Figure 5: Effects of 17β-estradiol on expression of VEGF, VEGFR-2 and Flt-1 proteins in the uterine cervix of non-pregnant mice, as revealed by Western Blot.
Although the exogenous E2 treatment tended to induce expression of all the proteins of interest [VEGF (A), Flt-1 (B)] dose-dependently (2 mg, 4 mg and 8 mg/kg body weight), except for VEGFR-2 (C), no expression was found to be of any statistical significance in uterine cervical tissue of mice. n=4.
Figure 6: Effects of 17β-estradiol on expression of VEGF, Flt-1 and VEGFR-2 proteins in the mice uterine cervix, as revealed by confocal immunofluorescence.

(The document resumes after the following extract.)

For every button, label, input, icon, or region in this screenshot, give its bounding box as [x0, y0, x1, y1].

Uterine cervices of mice treated with E2 were immuno-stained with different primary antibodies of target proteins (red fluorescence) and counterstained with Sytox® Green, which is displayed as green fluorescence in the cellular nuclei. Exogenous E2 appeared to increase protein expression of VEGF (A) and its receptors (Flt-1, B) but not VEGFR-2 (C) (8 mg/kg body weight) in uterine cervical tissue of mice. Images on the right column (B, D, F) are from animals treated with E2 and those on the left column (A, C, E) are from the negative control group (sesame oil only). e=epithelia; red/yellow=cells with positive protein expressions; green=cellular nucleic. n=7.
Figure 7: VEGF and VEGFRs protein expressions in the uterine cervix of human.
Confocal immunofluorescence of VEGF and its receptors (Flt-1 and VEGFR-2) were localized in the uterine cervical stromal and epithelial cells (top right, "B" and "C") of non-pregnant human (Top row, A-C). Red/yellow=cells with positive protein expressions; green=cellular nucleic staining.